Entre tintamare harassant et vacarme grinçant. Le baisser de rideau pour pitres grimaçants. Et la mise en scelle du cénacle pour bouffons repoussants.  Une coterie qui va sévir cinq ans durant. Cinq autres longues années. De coups bas sur le toit courbatu de l’Algérie. La farandole des pires. Le ballet des représentants de la vacuité. En toute indignité. Le bal des courbettes empestées. Pour soigner le réseau des manigances. Des combines obscures et des outrances. Pour le maximum de prébendes.Hâtivement et outrageusement.Car un ticket est trop court pour se goinfrer à satiété. Pour mettre l’Algérie en pièces dans son entiéreté. Malgré la sainte impunité. Car ces figurants frelatés jouissent du bouclier de l’immunité. Il suffit de quelques séances de levage de mains systématique. Et d’aplatissement automatique de toute morale et de toute éthique. Avant d’aller écumer les coulisses brumeuses. Pour faire aboutir des affaires fumeuses. Ca sert surtout à cela d’être figurant dans une chambre. Hautement basse. Comme son nom le clame bien fort. Le sentier dérobé pour se faufiler dans tous les vestibules du pouvoir. Et dans toutes ses antichambres noires. Pour toutes sortes de blanchissement. Pour plaider la cause des acolytes. Avec les traîtrises usuelles, les vilenies habituelles et les turpitudes rituelles. Bardé de toutes les trivialités, de toutes les grossiéretés et toutes les obscénités. Pour voir de quel côté le vent se mettra à souffler. Et dans quelle direction il va falloir solder de nouveau, les résidus d’âme putride et les miettes de conscience fétide. Qu’on n’arrête pas d’hypopothéquer. Au moment où la société algérienne est interdite de parler, de voir et de marcher. Pour crier son indignation. Pour refuser d’autres humiliations. Pour arrêter le désastre qui n’a que trop duré. Pour étreindre l’horizon et enfoncer sa tête dans les étoiles. Mais tous ces figurants regardent ailleurs. Les yeux rivés sur les résultats connus par anticipation. Le nez enfoui dans le fumier des négociations, des tractations et des transactions. Pour une autre mise en boîte de l’Algérie. Par le cercle de l’heure. Qui se prend ostensiblement pour un carré. Qui met les noms sur les listes. Les figurants sur les sièges.
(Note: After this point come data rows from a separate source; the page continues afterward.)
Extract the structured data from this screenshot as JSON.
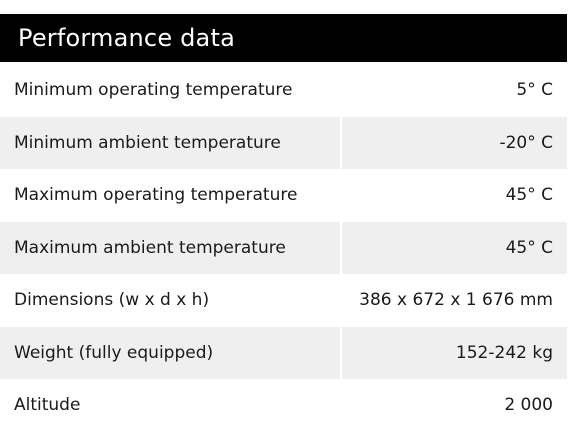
{
  "header": {
    "title": "Performance data"
  },
  "colors": {
    "header_bg": "#000000",
    "header_text": "#ffffff",
    "row_alt_bg": "#efefef",
    "text": "#1a1a1a"
  },
  "rows": [
    {
      "label": "Minimum operating temperature",
      "value": "5° C"
    },
    {
      "label": "Minimum ambient temperature",
      "value": "-20° C"
    },
    {
      "label": "Maximum operating temperature",
      "value": "45° C"
    },
    {
      "label": "Maximum ambient temperature",
      "value": "45° C"
    },
    {
      "label": "Dimensions (w x d x h)",
      "value": "386 x 672 x 1 676 mm"
    },
    {
      "label": "Weight (fully equipped)",
      "value": "152-242 kg"
    },
    {
      "label": "Altitude",
      "value": "2 000"
    }
  ]
}
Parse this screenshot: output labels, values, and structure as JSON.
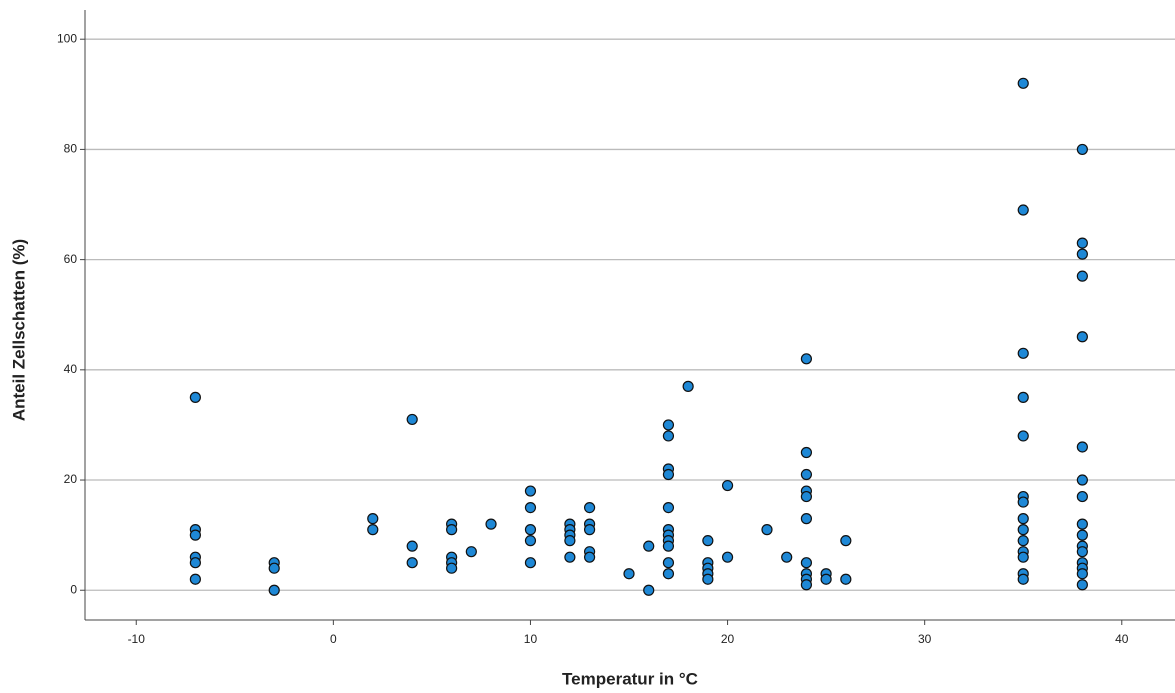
{
  "chart_data": {
    "type": "scatter",
    "x_label": "Temperatur in °C",
    "y_label": "Anteil Zellschatten (%)",
    "color": "#1e88d6",
    "x": [
      -7,
      -7,
      -7,
      -7,
      -7,
      -7,
      -3,
      -3,
      -3,
      2,
      2,
      4,
      4,
      4,
      6,
      6,
      6,
      6,
      6,
      7,
      8,
      10,
      10,
      10,
      10,
      10,
      12,
      12,
      12,
      12,
      12,
      13,
      13,
      13,
      13,
      13,
      15,
      16,
      16,
      17,
      17,
      17,
      17,
      17,
      17,
      17,
      17,
      17,
      17,
      17,
      18,
      19,
      19,
      19,
      19,
      19,
      20,
      20,
      22,
      23,
      24,
      24,
      24,
      24,
      24,
      24,
      24,
      24,
      24,
      24,
      25,
      25,
      26,
      26,
      35,
      35,
      35,
      35,
      35,
      35,
      35,
      35,
      35,
      35,
      35,
      35,
      35,
      35,
      38,
      38,
      38,
      38,
      38,
      38,
      38,
      38,
      38,
      38,
      38,
      38,
      38,
      38,
      38,
      38
    ],
    "values": [
      35,
      11,
      10,
      6,
      5,
      2,
      5,
      4,
      0,
      13,
      11,
      31,
      8,
      5,
      12,
      11,
      6,
      5,
      4,
      7,
      12,
      18,
      15,
      11,
      9,
      5,
      12,
      11,
      10,
      9,
      6,
      15,
      12,
      11,
      7,
      6,
      3,
      8,
      0,
      30,
      28,
      22,
      21,
      15,
      11,
      10,
      9,
      8,
      5,
      3,
      37,
      9,
      5,
      4,
      3,
      2,
      19,
      6,
      11,
      6,
      42,
      25,
      21,
      18,
      17,
      13,
      5,
      3,
      2,
      1,
      3,
      2,
      9,
      2,
      92,
      69,
      43,
      35,
      28,
      17,
      16,
      13,
      11,
      9,
      7,
      6,
      3,
      2,
      80,
      63,
      61,
      57,
      46,
      26,
      20,
      17,
      12,
      10,
      8,
      7,
      5,
      4,
      3,
      1
    ],
    "xlim": [
      -12.6,
      42.7
    ],
    "ylim": [
      -5.4,
      105.3
    ],
    "xticks": [
      -10,
      0,
      10,
      20,
      30,
      40
    ],
    "yticks": [
      0,
      20,
      40,
      60,
      80,
      100
    ],
    "grid": true
  }
}
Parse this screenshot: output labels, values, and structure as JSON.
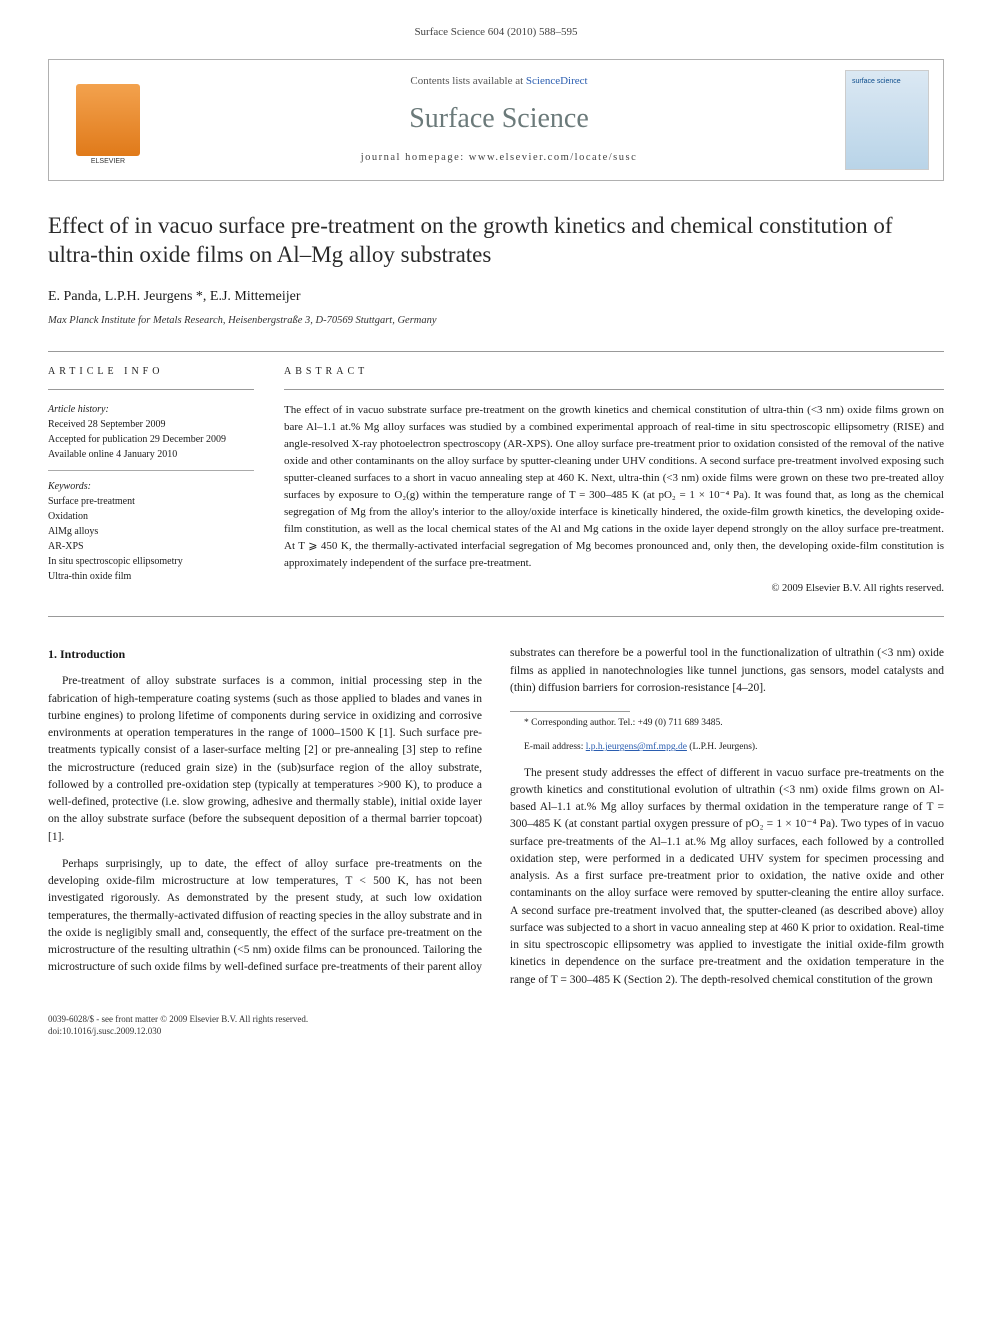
{
  "header": {
    "running_head": "Surface Science 604 (2010) 588–595"
  },
  "banner": {
    "contents_prefix": "Contents lists available at ",
    "contents_link": "ScienceDirect",
    "journal_name": "Surface Science",
    "homepage_label": "journal homepage: www.elsevier.com/locate/susc"
  },
  "article": {
    "title": "Effect of in vacuo surface pre-treatment on the growth kinetics and chemical constitution of ultra-thin oxide films on Al–Mg alloy substrates",
    "authors": "E. Panda, L.P.H. Jeurgens *, E.J. Mittemeijer",
    "affiliation": "Max Planck Institute for Metals Research, Heisenbergstraße 3, D-70569 Stuttgart, Germany"
  },
  "info": {
    "heading": "ARTICLE INFO",
    "history_label": "Article history:",
    "received": "Received 28 September 2009",
    "accepted": "Accepted for publication 29 December 2009",
    "online": "Available online 4 January 2010",
    "keywords_label": "Keywords:",
    "keywords": [
      "Surface pre-treatment",
      "Oxidation",
      "AlMg alloys",
      "AR-XPS",
      "In situ spectroscopic ellipsometry",
      "Ultra-thin oxide film"
    ]
  },
  "abstract": {
    "heading": "ABSTRACT",
    "text": "The effect of in vacuo substrate surface pre-treatment on the growth kinetics and chemical constitution of ultra-thin (<3 nm) oxide films grown on bare Al–1.1 at.% Mg alloy surfaces was studied by a combined experimental approach of real-time in situ spectroscopic ellipsometry (RISE) and angle-resolved X-ray photoelectron spectroscopy (AR-XPS). One alloy surface pre-treatment prior to oxidation consisted of the removal of the native oxide and other contaminants on the alloy surface by sputter-cleaning under UHV conditions. A second surface pre-treatment involved exposing such sputter-cleaned surfaces to a short in vacuo annealing step at 460 K. Next, ultra-thin (<3 nm) oxide films were grown on these two pre-treated alloy surfaces by exposure to O₂(g) within the temperature range of T = 300–485 K (at pO₂ = 1 × 10⁻⁴ Pa). It was found that, as long as the chemical segregation of Mg from the alloy's interior to the alloy/oxide interface is kinetically hindered, the oxide-film growth kinetics, the developing oxide-film constitution, as well as the local chemical states of the Al and Mg cations in the oxide layer depend strongly on the alloy surface pre-treatment. At T ⩾ 450 K, the thermally-activated interfacial segregation of Mg becomes pronounced and, only then, the developing oxide-film constitution is approximately independent of the surface pre-treatment.",
    "copyright": "© 2009 Elsevier B.V. All rights reserved."
  },
  "body": {
    "section1_head": "1. Introduction",
    "p1": "Pre-treatment of alloy substrate surfaces is a common, initial processing step in the fabrication of high-temperature coating systems (such as those applied to blades and vanes in turbine engines) to prolong lifetime of components during service in oxidizing and corrosive environments at operation temperatures in the range of 1000–1500 K [1]. Such surface pre-treatments typically consist of a laser-surface melting [2] or pre-annealing [3] step to refine the microstructure (reduced grain size) in the (sub)surface region of the alloy substrate, followed by a controlled pre-oxidation step (typically at temperatures >900 K), to produce a well-defined, protective (i.e. slow growing, adhesive and thermally stable), initial oxide layer on the alloy substrate surface (before the subsequent deposition of a thermal barrier topcoat) [1].",
    "p2": "Perhaps surprisingly, up to date, the effect of alloy surface pre-treatments on the developing oxide-film microstructure at low temperatures, T < 500 K, has not been investigated rigorously. As demonstrated by the present study, at such low oxidation temperatures, the thermally-activated diffusion of reacting species in the alloy substrate and in the oxide is negligibly small and, consequently, the effect of the surface pre-treatment on the microstructure of the resulting ultrathin (<5 nm) oxide films can be pronounced. Tailoring the microstructure of such oxide films by well-defined surface pre-treatments of their parent alloy substrates can therefore be a powerful tool in the functionalization of ultrathin (<3 nm) oxide films as applied in nanotechnologies like tunnel junctions, gas sensors, model catalysts and (thin) diffusion barriers for corrosion-resistance [4–20].",
    "p3": "The present study addresses the effect of different in vacuo surface pre-treatments on the growth kinetics and constitutional evolution of ultrathin (<3 nm) oxide films grown on Al-based Al–1.1 at.% Mg alloy surfaces by thermal oxidation in the temperature range of T = 300–485 K (at constant partial oxygen pressure of pO₂ = 1 × 10⁻⁴ Pa). Two types of in vacuo surface pre-treatments of the Al–1.1 at.% Mg alloy surfaces, each followed by a controlled oxidation step, were performed in a dedicated UHV system for specimen processing and analysis. As a first surface pre-treatment prior to oxidation, the native oxide and other contaminants on the alloy surface were removed by sputter-cleaning the entire alloy surface. A second surface pre-treatment involved that, the sputter-cleaned (as described above) alloy surface was subjected to a short in vacuo annealing step at 460 K prior to oxidation. Real-time in situ spectroscopic ellipsometry was applied to investigate the initial oxide-film growth kinetics in dependence on the surface pre-treatment and the oxidation temperature in the range of T = 300–485 K (Section 2). The depth-resolved chemical constitution of the grown"
  },
  "footnotes": {
    "corr": "* Corresponding author. Tel.: +49 (0) 711 689 3485.",
    "email_label": "E-mail address: ",
    "email": "l.p.h.jeurgens@mf.mpg.de",
    "email_suffix": " (L.P.H. Jeurgens)."
  },
  "footer": {
    "issn_line": "0039-6028/$ - see front matter © 2009 Elsevier B.V. All rights reserved.",
    "doi": "doi:10.1016/j.susc.2009.12.030"
  },
  "colors": {
    "link": "#2a5db0",
    "journal_name": "#6b7a7a",
    "rule": "#999999"
  }
}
Et la loi en apesanteur.

 

 

Un commentaire sur “Rideau de fumée

  1. Comme à l’accoutumée, un texte aussi savoureux qu’il est percutant, qu’il est parlant, qu’il est rageur, et pour cause. Mais je parie que cette bassecour n’ira pas au bout de son »mandat », puisqu’elle a été mandatée par une médiocratie qui est en fin de ressources, et qui va devoir déguerpir plutôt qu’elle ne croit. Merci cher ami.